Sub-Task Decomposition Enables Learning in Sequence to Sequence Tasks

The field of Natural Language Processing has experienced a dramatic leap in capabilities with the recent introduction of huge Language Models. Despite this success, natural language problems that involve several compounded steps are still practically unlearnable, even by the largest LMs. This complies with experimental failures for end-to-end learning of composite problems that were demonstrated in a variety of domains. An effective mitigation is to introduce intermediate supervision for solving sub-tasks of the compounded problem. Recently, several works have demonstrated high gains by taking a straightforward approach for incorporating intermediate supervision in compounded natural language problems: the sequence-to-sequence LM is fed with an augmented input, in which the decomposed tasks' labels are simply concatenated to the original input. In this paper, we prove a positive learning result that motivates these recent efforts. We show that when concatenating intermediate supervision to the input and training a sequence-to-sequence model on this modified input, unlearnable composite problems can become learnable. We show that this is true for any family of tasks which on the one hand, are unlearnable, and on the other hand, can be decomposed into a polynomial number of simple sub-tasks, each of which depends only on O(1) previous sub-task results. Beyond motivating contemporary empirical efforts for incorporating intermediate supervision in sequence-to-sequence language models, our positive theoretical result is the first of its kind in the landscape of results on the benefits of intermediate supervision for neural-network learning: Until now, all theoretical results on the subject are negative, i.e., show cases where learning is impossible without intermediate supervision, while our result is positive, showing that learning is facilitated in the presence of intermediate supervision.

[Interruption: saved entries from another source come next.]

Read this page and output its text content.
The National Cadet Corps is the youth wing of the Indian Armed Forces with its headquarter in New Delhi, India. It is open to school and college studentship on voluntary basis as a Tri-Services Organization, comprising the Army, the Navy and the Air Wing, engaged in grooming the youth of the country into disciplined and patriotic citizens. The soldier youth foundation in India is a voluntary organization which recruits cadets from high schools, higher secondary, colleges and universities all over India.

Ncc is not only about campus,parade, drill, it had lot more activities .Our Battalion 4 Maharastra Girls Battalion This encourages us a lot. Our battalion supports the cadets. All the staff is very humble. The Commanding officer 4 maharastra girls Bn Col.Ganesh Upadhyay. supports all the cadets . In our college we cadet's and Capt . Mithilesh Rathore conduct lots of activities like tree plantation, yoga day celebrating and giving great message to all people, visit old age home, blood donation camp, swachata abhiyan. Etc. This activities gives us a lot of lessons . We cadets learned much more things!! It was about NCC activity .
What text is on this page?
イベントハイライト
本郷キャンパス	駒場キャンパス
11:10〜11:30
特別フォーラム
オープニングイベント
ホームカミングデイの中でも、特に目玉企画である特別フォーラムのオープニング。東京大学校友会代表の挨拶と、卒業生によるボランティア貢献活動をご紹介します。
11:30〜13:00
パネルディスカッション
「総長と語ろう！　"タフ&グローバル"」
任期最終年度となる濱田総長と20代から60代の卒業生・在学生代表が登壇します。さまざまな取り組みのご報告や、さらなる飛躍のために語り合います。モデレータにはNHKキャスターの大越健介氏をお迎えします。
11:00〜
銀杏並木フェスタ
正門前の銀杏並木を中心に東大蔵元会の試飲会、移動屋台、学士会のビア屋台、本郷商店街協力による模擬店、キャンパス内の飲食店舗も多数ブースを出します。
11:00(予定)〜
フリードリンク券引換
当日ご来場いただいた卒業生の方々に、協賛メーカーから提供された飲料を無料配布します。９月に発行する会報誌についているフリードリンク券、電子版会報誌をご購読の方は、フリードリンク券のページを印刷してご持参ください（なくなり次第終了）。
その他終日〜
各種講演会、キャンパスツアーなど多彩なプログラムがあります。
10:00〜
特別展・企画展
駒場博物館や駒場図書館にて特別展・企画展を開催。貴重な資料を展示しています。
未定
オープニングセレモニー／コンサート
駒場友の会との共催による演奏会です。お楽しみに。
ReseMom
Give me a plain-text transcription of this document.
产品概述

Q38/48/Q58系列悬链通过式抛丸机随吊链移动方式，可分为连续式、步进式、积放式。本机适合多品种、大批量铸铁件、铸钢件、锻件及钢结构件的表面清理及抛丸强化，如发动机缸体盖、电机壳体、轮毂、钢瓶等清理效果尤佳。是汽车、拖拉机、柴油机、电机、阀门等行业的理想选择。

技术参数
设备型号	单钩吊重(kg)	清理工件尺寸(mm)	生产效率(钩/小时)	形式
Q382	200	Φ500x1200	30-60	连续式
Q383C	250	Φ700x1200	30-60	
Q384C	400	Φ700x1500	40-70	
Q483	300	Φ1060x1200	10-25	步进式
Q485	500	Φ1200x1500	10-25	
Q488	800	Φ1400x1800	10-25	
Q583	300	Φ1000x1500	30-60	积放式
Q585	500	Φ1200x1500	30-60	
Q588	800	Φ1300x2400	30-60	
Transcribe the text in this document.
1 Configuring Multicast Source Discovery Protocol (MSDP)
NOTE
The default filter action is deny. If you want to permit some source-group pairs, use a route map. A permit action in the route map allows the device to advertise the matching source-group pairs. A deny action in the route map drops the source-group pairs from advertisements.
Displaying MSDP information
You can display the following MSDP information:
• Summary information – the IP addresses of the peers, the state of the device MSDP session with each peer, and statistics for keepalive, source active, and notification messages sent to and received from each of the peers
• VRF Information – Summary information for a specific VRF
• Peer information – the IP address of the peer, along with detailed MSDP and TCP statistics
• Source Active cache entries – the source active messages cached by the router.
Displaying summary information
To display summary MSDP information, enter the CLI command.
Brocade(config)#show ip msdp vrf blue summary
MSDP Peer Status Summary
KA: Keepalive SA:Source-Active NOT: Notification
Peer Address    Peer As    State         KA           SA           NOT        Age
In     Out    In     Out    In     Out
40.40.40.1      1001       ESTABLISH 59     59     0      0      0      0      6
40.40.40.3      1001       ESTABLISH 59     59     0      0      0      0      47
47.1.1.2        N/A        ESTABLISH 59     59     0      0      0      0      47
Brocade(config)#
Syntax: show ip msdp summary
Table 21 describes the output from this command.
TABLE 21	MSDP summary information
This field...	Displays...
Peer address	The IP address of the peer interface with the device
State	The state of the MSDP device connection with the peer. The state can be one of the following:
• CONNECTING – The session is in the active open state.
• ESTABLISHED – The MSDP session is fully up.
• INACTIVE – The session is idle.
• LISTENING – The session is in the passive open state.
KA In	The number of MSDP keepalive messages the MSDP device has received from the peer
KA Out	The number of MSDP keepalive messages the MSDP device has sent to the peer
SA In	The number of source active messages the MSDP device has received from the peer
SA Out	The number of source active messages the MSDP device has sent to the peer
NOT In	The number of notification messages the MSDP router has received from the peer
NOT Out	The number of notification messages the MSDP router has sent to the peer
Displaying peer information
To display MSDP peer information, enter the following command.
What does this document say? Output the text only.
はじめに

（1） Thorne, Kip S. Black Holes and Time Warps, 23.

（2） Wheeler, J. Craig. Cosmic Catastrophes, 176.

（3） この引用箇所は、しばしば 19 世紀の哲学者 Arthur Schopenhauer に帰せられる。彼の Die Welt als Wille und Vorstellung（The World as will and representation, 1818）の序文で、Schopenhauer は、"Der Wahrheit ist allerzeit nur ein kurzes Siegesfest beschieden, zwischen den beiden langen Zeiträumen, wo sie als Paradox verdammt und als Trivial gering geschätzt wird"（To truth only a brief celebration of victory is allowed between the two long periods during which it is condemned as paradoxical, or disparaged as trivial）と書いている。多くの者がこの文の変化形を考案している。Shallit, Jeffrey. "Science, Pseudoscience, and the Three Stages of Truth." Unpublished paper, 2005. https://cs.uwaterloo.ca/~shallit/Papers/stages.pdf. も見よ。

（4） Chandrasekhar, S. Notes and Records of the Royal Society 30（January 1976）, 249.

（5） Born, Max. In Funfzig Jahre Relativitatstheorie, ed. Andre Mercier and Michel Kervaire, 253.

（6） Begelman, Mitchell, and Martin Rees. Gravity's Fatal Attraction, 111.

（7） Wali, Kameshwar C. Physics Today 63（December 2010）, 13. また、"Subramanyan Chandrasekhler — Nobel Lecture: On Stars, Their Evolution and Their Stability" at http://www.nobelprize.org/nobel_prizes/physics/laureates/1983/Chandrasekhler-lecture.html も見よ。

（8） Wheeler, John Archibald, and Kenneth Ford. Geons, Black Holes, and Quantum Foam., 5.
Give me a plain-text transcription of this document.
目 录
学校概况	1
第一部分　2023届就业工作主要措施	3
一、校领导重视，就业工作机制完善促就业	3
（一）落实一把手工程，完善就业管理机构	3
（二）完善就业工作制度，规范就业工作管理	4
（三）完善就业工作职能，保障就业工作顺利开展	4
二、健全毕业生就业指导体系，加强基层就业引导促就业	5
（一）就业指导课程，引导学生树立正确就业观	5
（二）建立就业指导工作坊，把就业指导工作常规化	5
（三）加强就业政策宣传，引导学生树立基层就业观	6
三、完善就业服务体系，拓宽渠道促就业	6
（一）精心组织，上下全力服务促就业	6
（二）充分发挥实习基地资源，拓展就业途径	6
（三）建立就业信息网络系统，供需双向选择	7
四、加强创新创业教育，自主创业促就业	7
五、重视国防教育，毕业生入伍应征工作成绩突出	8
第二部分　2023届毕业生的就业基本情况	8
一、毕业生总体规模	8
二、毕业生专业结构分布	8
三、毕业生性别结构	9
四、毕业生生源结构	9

翻译：自然语言处理领域因近期大规模语言模型的引入而实现了能力上的巨大飞跃。尽管取得了这一成功，涉及多个复合步骤的自然语言问题实际上仍然难以学习，即便是最大的语言模型也不例外。这符合在不同领域展示的复合问题端到端学习的实验性失败案例。一种有效的缓解措施是为解决复合问题的子任务引入中间监督。近期，多项研究通过一种直接的方法，在复合自然语言问题中引入中间监督，取得了显著成效：在序列到序列语言模型中，将分解后的任务标签直接拼接至原始输入，形成增强输入。本文证明了一项积极的结论，这为近期相关努力提供了理论动机。我们表明，当将中间监督信息拼接至输入并在此修改后的输入上训练序列到序列模型时，原本不可学习的复合问题可能变得可学习。这一结论适用于任何任务族：它们一方面不可学习，另一方面可被分解为多项式数量的简单子任务，每个子任务仅依赖于O(1)个先前子任务的结果。本文不仅为当前在序列到序列语言模型中融入中间监督的实证研究提供了理论支持，而且我们的正面理论成果在关于中间监督对神经网络学习益处的结论中尚属首次：迄今为止，该主题的所有理论结论均为负面，即展示了无中间监督时学习不可能的案例，而我们的结论为正面，表明中间监督的存在促进了学习。